WHY CLOSING HEALTH GAPS IS KEY TO URBAN ECONOMIC GROWTH
(Photo caption: Young man laying in a hospital bed.)
In cities across America, economic growth is often measured in cranes, construction, and corporate investment. But beneath the surface, health is a critical factor in whether communities truly thrive.
For many urban communities, particularly Black and underserved populations, untreated chronic conditions are both medical and economic issues.
Black workers account for a large percentage of employment in:
Production, transportation, and material moving
Service
Sales and office
Workers in these sectors often face higher long-term risk for chronic conditions. According to the Centers for Disease Control and Prevention, chronic diseases such as heart disease, diabetes, and hypertension remain leading causes of death and disability in the United States, driving billions of dollars in lost productivity each year.
In sectors such as production, transportation, service, and sales and office occupations, where Black workers are disproportionately represented according to the U.S. Bureau of Labor Statistics, these productivity losses intersect with broader workforce distribution patterns, creating compounding economic effects at scale.

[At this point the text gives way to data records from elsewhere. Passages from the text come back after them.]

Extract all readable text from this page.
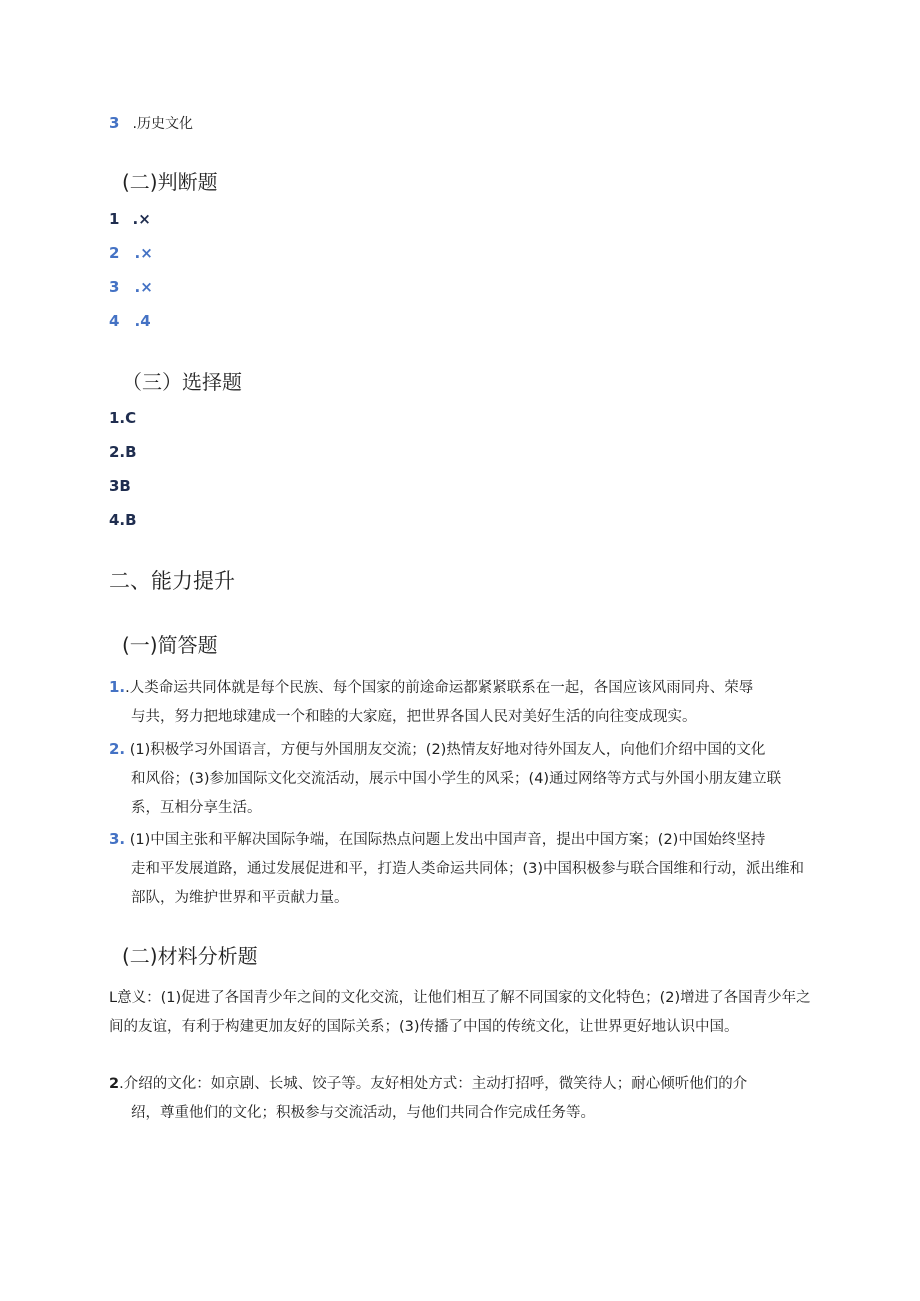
3 .历史文化
(二)判断题
1 .×
2 .×
3 .×
4 .4
（三）选择题
1.C
2.B
3B
4.B
二、能力提升
(一)简答题
1..人类命运共同体就是每个民族、每个国家的前途命运都紧紧联系在一起，各国应该风雨同舟、荣辱
与共，努力把地球建成一个和睦的大家庭，把世界各国人民对美好生活的向往变成现实。
2. (1)积极学习外国语言，方便与外国朋友交流；(2)热情友好地对待外国友人，向他们介绍中国的文化
和风俗；(3)参加国际文化交流活动，展示中国小学生的风采；(4)通过网络等方式与外国小朋友建立联系，互相分享生活。
3. (1)中国主张和平解决国际争端，在国际热点问题上发出中国声音，提出中国方案；(2)中国始终坚持
走和平发展道路，通过发展促进和平，打造人类命运共同体；(3)中国积极参与联合国维和行动，派出维和部队，为维护世界和平贡献力量。
(二)材料分析题
L意义：(1)促进了各国青少年之间的文化交流，让他们相互了解不同国家的文化特色；(2)增进了各国青少年之间的友谊，有利于构建更加友好的国际关系；(3)传播了中国的传统文化，让世界更好地认识中国。
2.介绍的文化：如京剧、长城、饺子等。友好相处方式：主动打招呼，微笑待人；耐心倾听他们的介
绍，尊重他们的文化；积极参与交流活动，与他们共同合作完成任务等。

“When we look at workforce participation, productivity, and long-term economic mobility, health cannot be separated from economic outcomes,” said Dr. John Gregory, CEO of the National Center for Urban Solutions (NCUS). “When chronic conditions go unmanaged in the very sectors that keep our economy moving, the result is a structural economic constraint that affects families, employers, and entire communities.”
NCUS is a leading socioeconomic enterprise reframing health as a key driver of economic mobility. Through community-based programs delivered through its subsidiaries, the African American Male Wellness Agency (AAMWA) and Africentric Personal Development Shop (APDS), NCUS connects individuals to health and wellness resources designed to identify risks early, before they become life-threatening or financially destabilizing.

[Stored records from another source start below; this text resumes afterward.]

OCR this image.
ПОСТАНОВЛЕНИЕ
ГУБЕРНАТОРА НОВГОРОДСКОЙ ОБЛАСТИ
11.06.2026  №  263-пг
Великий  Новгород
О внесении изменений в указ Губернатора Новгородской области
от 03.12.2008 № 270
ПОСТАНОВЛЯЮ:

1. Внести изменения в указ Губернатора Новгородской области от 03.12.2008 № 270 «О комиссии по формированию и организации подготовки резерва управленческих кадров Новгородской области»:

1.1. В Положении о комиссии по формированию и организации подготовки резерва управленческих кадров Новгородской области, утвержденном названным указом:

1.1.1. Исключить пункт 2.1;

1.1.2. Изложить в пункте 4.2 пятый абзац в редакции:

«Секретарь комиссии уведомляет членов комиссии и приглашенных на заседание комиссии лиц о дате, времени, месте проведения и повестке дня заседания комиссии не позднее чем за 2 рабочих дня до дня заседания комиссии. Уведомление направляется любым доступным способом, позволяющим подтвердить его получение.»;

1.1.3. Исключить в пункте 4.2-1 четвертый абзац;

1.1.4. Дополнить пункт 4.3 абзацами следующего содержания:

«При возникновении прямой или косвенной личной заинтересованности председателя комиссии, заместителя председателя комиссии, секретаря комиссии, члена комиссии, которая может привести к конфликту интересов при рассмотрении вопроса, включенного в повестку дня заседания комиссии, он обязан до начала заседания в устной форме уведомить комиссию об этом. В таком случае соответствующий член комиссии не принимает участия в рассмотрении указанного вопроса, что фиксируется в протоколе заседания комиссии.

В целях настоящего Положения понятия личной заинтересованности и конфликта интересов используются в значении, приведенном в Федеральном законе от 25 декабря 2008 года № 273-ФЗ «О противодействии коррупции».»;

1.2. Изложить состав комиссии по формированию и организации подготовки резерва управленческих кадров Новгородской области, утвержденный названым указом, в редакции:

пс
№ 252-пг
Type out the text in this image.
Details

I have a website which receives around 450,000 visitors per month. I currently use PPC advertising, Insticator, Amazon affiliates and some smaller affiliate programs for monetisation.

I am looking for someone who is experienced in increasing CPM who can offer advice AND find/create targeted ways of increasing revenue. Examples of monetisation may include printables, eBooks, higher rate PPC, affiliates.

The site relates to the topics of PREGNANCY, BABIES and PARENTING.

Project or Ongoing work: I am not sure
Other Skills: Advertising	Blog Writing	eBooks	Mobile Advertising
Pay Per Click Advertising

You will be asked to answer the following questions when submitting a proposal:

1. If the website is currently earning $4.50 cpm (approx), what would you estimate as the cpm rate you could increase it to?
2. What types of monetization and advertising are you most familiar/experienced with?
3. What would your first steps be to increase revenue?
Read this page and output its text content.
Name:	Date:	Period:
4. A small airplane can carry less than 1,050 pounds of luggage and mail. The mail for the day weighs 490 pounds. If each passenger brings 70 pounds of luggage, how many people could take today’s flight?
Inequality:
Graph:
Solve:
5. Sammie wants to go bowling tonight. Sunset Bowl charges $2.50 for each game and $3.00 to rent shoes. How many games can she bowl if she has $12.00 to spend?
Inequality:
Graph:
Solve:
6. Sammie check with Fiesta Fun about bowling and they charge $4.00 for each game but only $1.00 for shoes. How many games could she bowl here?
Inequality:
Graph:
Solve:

(Photo caption: Person getting their blood pressure screened at Black Men’s Wellness Day in Columbus, OH.)
These efforts frequently uncover undiagnosed conditions such as high blood pressure, diabetes, and elevated cholesterol, while also connecting individuals through APDS to behavioral and mental health support, life skills development, and economic stability coaching.
This integrated approach allows individuals to address both health and socioeconomic barriers, supporting stability in employment, health, and long-term financial well-being before disruption occurs.
The American Heart Association, a health partner of AAMWA’s Black Men’s Wellness Day tour, has emphasized that unmanaged chronic conditions, particularly cardiovascular disease, significantly reduce workforce participation and increase long-term healthcare spending. In this way, health disparities weaken the economic foundation of entire communities.
Organizations like NCUS are reframing health disparities as economic constraints, shifting the focus toward prevention, access, and community-based delivery models that operate closer to where outcomes are shaped. The broader implication is that improving population health is not separate from economic performance, it is a prerequisite for workforce stability, productivity, and long-term growth across sectors.